We went on vacation that evening — drove to the mountains for a much-needed break. I cried all weekend. I was so humiliated, felt so guilty. My husband was angry that the vacation was nearly ruined. Blaise noticed that mama was sad. “It be okay,” he said, and patted my cheek. Which made it even worse, because I thought it would not be okay, since he would have no friends.

But somehow, slowly, the situation resolved. Maybe S reached out, made an offhand comment to me at church. Maybe my husband had a talk with hers. Maybe I was just invited to another playdate like nothing had happened. But it blew over, the way it should have. Because look: kids bite sometimes. It sucks. It’s humiliating for all parties involved. But toddlers sometimes act like tiny cannibals, and we need to accept that. Second- and third-time moms know it. First-time moms are often horrified at the thought. If a kid bit my firstborn, I’d have lost it. If a kid bit my third, I’d have comforted him and assured the mom everything was okay.

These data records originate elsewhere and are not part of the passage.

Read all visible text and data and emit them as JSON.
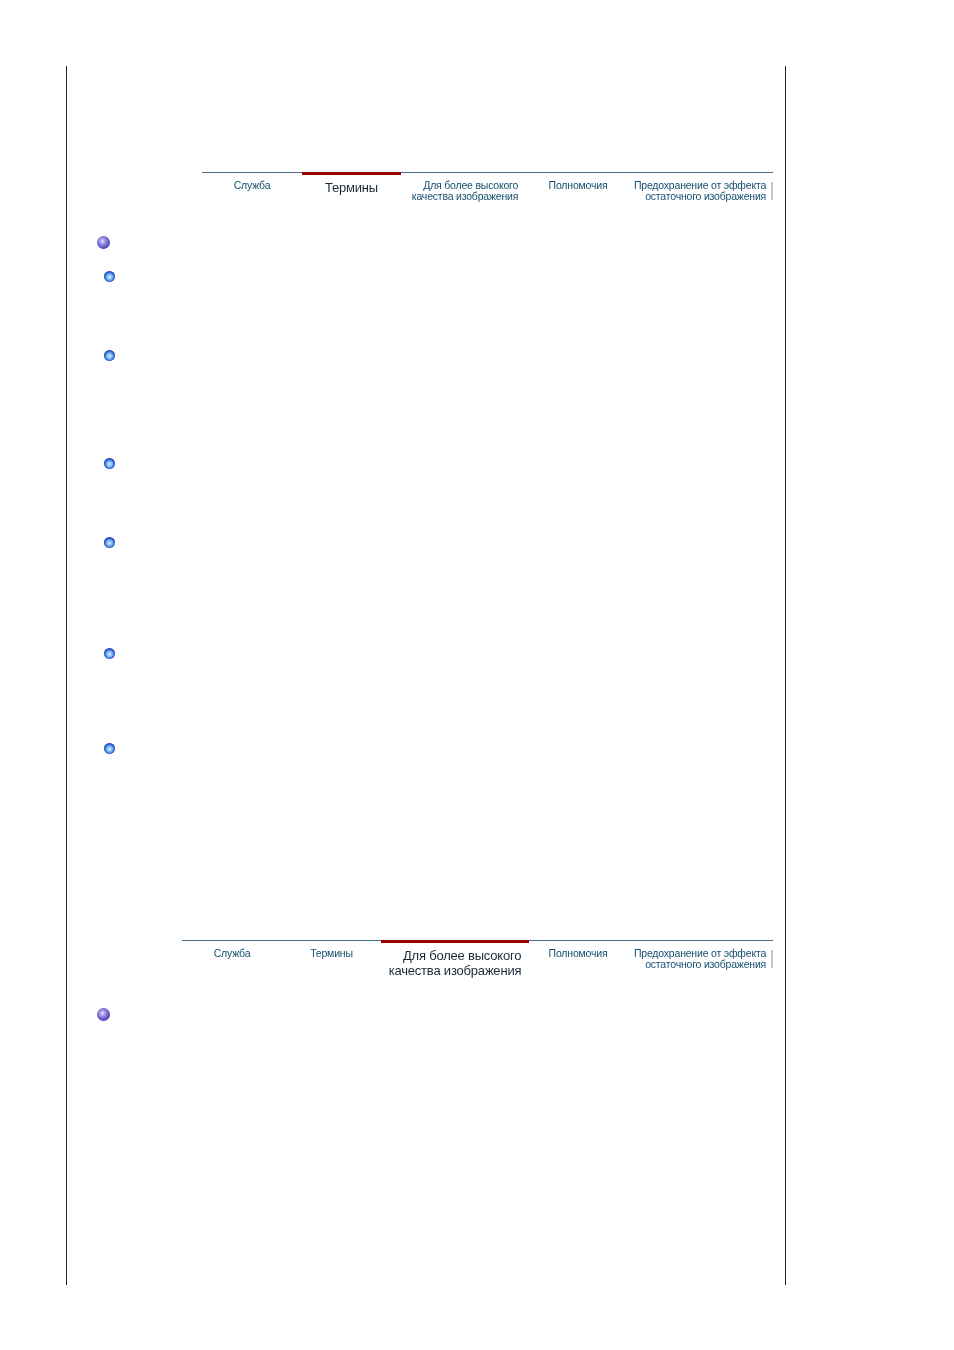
{
  "sections": [
    {
      "tabs": [
        {
          "label": "Служба",
          "selected": false
        },
        {
          "label": "Термины",
          "selected": true
        },
        {
          "label": "Для более высокого\nкачества изображения",
          "selected": false
        },
        {
          "label": "Полномочия",
          "selected": false
        },
        {
          "label": "Предохранение от эффекта\nостаточного изображения",
          "selected": false
        }
      ],
      "bullets": [
        {
          "kind": "main"
        },
        {
          "kind": "sub"
        },
        {
          "kind": "sub"
        },
        {
          "kind": "sub"
        },
        {
          "kind": "sub"
        },
        {
          "kind": "sub"
        },
        {
          "kind": "sub"
        }
      ]
    },
    {
      "tabs": [
        {
          "label": "Служба",
          "selected": false
        },
        {
          "label": "Термины",
          "selected": false
        },
        {
          "label": "Для более высокого\nкачества изображения",
          "selected": true
        },
        {
          "label": "Полномочия",
          "selected": false
        },
        {
          "label": "Предохранение от эффекта\nостаточного изображения",
          "selected": false
        }
      ],
      "bullets": [
        {
          "kind": "main"
        }
      ]
    }
  ]
}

What sucked the most? My bestie, the person I trusted to have on my side, was not. She was under a lot of stress at the time. She was neck-deep in issues of her own. She needed support she wasn’t getting, because we weren’t quite aware that she needed it, and she wasn’t reaching out. But sometimes friends fuck up. It happens. Then we made up, because true friends do that too.

Blaise is eight now, well past the biting stage. S is still one of my best friends, though she’s since moved to another state. In retrospect, it was a first-time mom mistake on both our parts: her for saying it, and me for believing it. But damn if it didn’t sting, and it still stings sometimes when I think about it again. I remember it sometimes on bad days, when my ADHD sons act like they have ADHD, when I get That Look from other moms on the playground. Maybe your son shouldn’t play with other kids until he can act better, I can practically hear them saying. Maybe this is all your fault, their undertone says. Maybe you suck as a mom. Because decent kids don’t act like that.

But guess what? Sometimes decent kids do. It’s not my fault, or anyone else’s. I wish I had known that then. With three ADHD boys, I wish, some days, I could remember it now. I’m glad one instance of biting didn’t turn Blaise into a total outcast. But damn if I didn’t think it would.